Table of Contents
Why does 45 degrees give the maximum range?
The sine function reaches its largest output value, 1, with an input angle of 90 degrees, so we can see that for the longest-range punts 2θ = 90 degrees and, therefore, θ = 45 degrees. A projectile, in other words, travels the farthest when it is launched at an angle of 45 degrees.
What is the maximum height that the ball reaches?
Question: A ball thrown vertically upward reaches a maximum height of 30 meters above the surface of Earth. At its maximum height, the speed of the ball is: Answer: 0 m/s. The instantaneous speed of any projectile at its maximum height is zero….Objects Launched Upward.
| Variable | Value |
|---|---|
| a | -9.8 m/s2 |
| t | 0.40 s |
Why is a 45 degree best angle for launch?
Originally Answered: Why is 45 degrees the optimal angle for projectiles? It maximizes the projectile’s range (the horizontal distance the projectile travels). Aiming too high causes the projectile to fly higher into the air at a reduced range.
What is the initial horizontal velocity of a pool ball?
To illustrate the usefulness of the above equations in making predictions about the motion of a projectile, consider the solution to the following problem. A pool ball leaves a 0.60-meter high table with an initial horizontal velocity of 2.4 m/s.
What is the formula for launching a projectile from a height?
Fortunately in the case of launching a projectile from some initial height h, we need to simply add that value into the final formula: hmax = h + V² * sin (α)² / (2 * g)
How do you determine the initial velocity of a soccer ball?

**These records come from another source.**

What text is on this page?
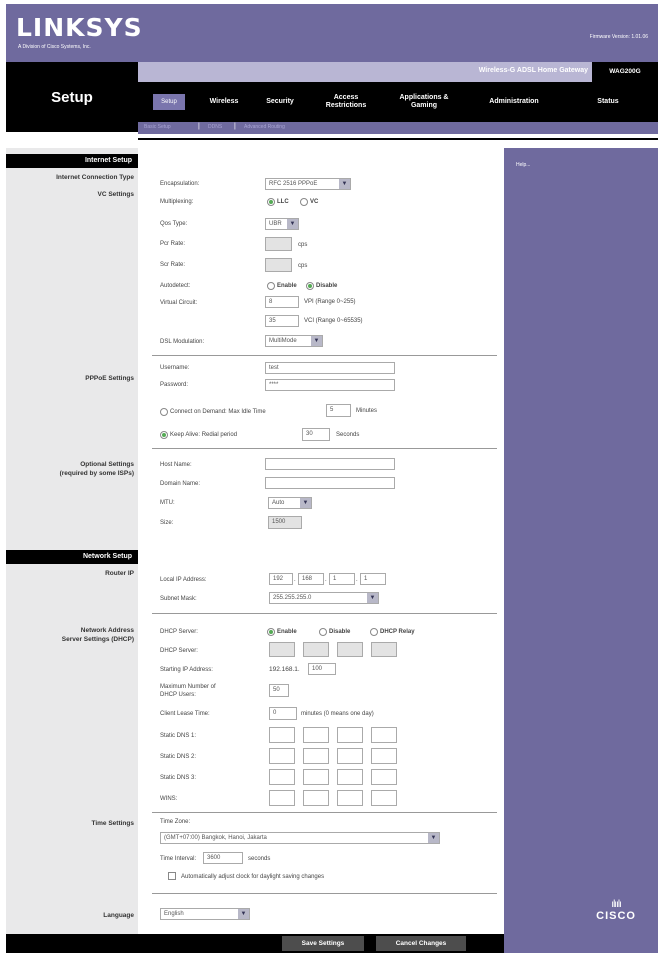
LINKSYS
A Division of Cisco Systems, Inc.
Firmware Version: 1.01.06
Setup
Wireless-G ADSL Home Gateway	WAG200G
Setup	Wireless	Security
Access
Restrictions
Applications &
Gaming
Administration	Status
Basic Setup	| DDNS | Advanced Routing
Internet Setup
Internet Connection Type
VC Settings
PPPoE Settings
Optional Settings
(required by some ISPs)
Network Setup
Router IP
Network Address
Server Settings (DHCP)
Time Settings
Language
Help...
ılıılı
CISCO
Encapsulation:	RFC 2516 PPPoE	▼
Multiplexing:	LLC	VC
Qos Type:	UBR	▼
Pcr Rate:	cps
Scr Rate:	cps
Autodetect:	Enable	Disable
Virtual Circuit:	8	VPI (Range 0~255)
35	VCI (Range 0~65535)
DSL Modulation:	MultiMode	▼
Username:	test
Password:	****
Connect on Demand: Max Idle Time	5	Minutes
Keep Alive: Redial period	30	Seconds
Host Name:
Domain Name:
MTU:	Auto	▼
Size:	1500
Local IP Address:	192	.	168	.	1	.	1
Subnet Mask:	255.255.255.0	▼
DHCP Server:	Enable	Disable	DHCP Relay
DHCP Server:
Starting IP Address:	192.168.1.	100
Maximum Number of
DHCP Users:
50
Client Lease Time:	0	minutes (0 means one day)
Static DNS 1:
Static DNS 2:
Static DNS 3:
WINS:
Time Zone:
(GMT+07:00) Bangkok, Hanoi, Jakarta	▼
Time Interval:	3600	seconds
Automatically adjust clock for daylight saving changes
English	▼
Save Settings	Cancel Changes
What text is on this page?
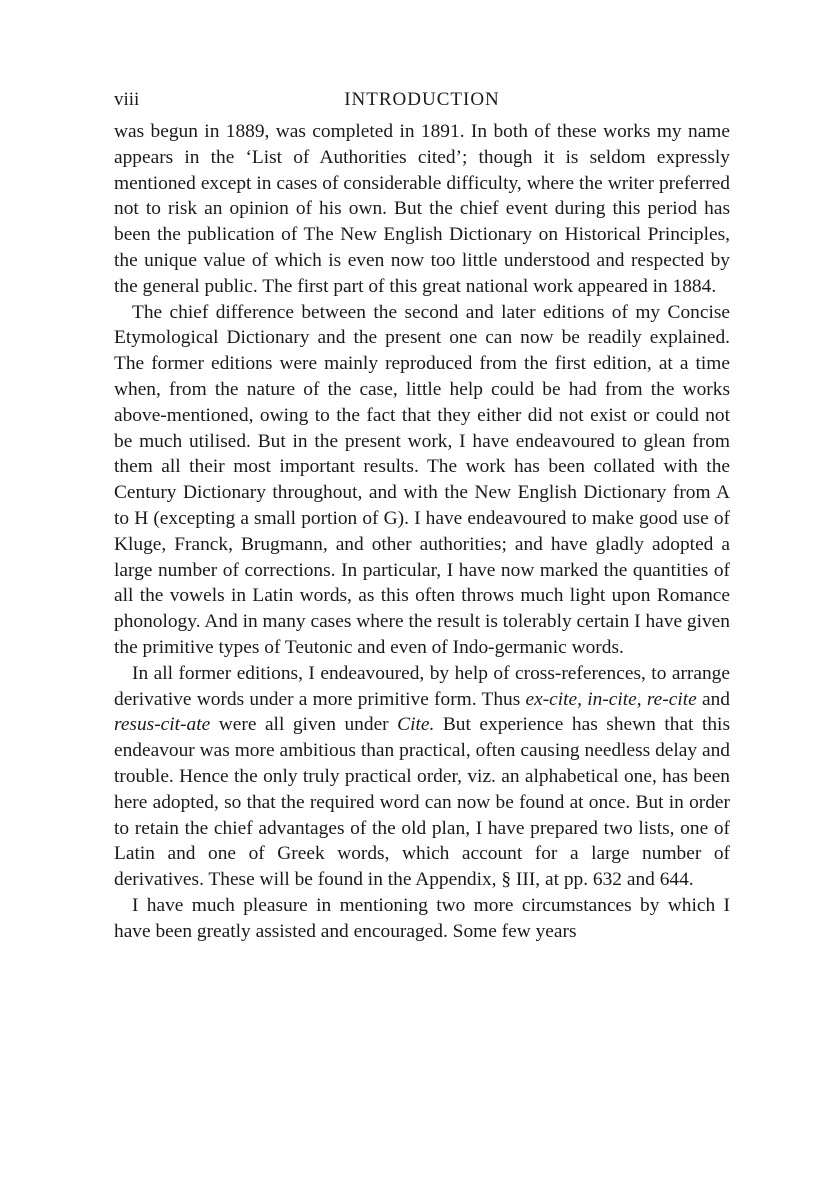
viii	INTRODUCTION

was begun in 1889, was completed in 1891. In both of these works my name appears in the ‘List of Authorities cited’; though it is seldom expressly mentioned except in cases of considerable difficulty, where the writer preferred not to risk an opinion of his own. But the chief event during this period has been the publication of The New English Dictionary on Historical Principles, the unique value of which is even now too little understood and respected by the general public. The first part of this great national work appeared in 1884.

The chief difference between the second and later editions of my Concise Etymological Dictionary and the present one can now be readily explained. The former editions were mainly reproduced from the first edition, at a time when, from the nature of the case, little help could be had from the works above-mentioned, owing to the fact that they either did not exist or could not be much utilised. But in the present work, I have endeavoured to glean from them all their most important results. The work has been collated with the Century Dictionary throughout, and with the New English Dictionary from A to H (excepting a small portion of G). I have endeavoured to make good use of Kluge, Franck, Brugmann, and other authorities; and have gladly adopted a large number of corrections. In particular, I have now marked the quantities of all the vowels in Latin words, as this often throws much light upon Romance phonology. And in many cases where the result is tolerably certain I have given the primitive types of Teutonic and even of Indo-germanic words.

In all former editions, I endeavoured, by help of cross-references, to arrange derivative words under a more primitive form. Thus ex-cite, in-cite, re-cite and resus-cit-ate were all given under Cite. But experience has shewn that this endeavour was more ambitious than practical, often causing needless delay and trouble. Hence the only truly practical order, viz. an alphabetical one, has been here adopted, so that the required word can now be found at once. But in order to retain the chief advantages of the old plan, I have prepared two lists, one of Latin and one of Greek words, which account for a large number of derivatives. These will be found in the Appendix, § III, at pp. 632 and 644.

I have much pleasure in mentioning two more circumstances by which I have been greatly assisted and encouraged. Some few years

Determine the initial horizontal velocity of the soccer ball. A projectile is launched at an angle to the horizontal and rises upwards to a peak while moving horizontally. Upon reaching the peak, the projectile falls with a motion that is symmetrical to its path upwards to the peak.
How do you find the range of a projectile motion?
if α = 45°, then the equation may be written as: hmax = h + V₀² / (4 * g) and in that case, the range is maximal if launching from the ground (h = 0). if α = 0°, then vertical velocity is equal to 0 (Vy = 0), and that’s the case of horizontal projectile motion.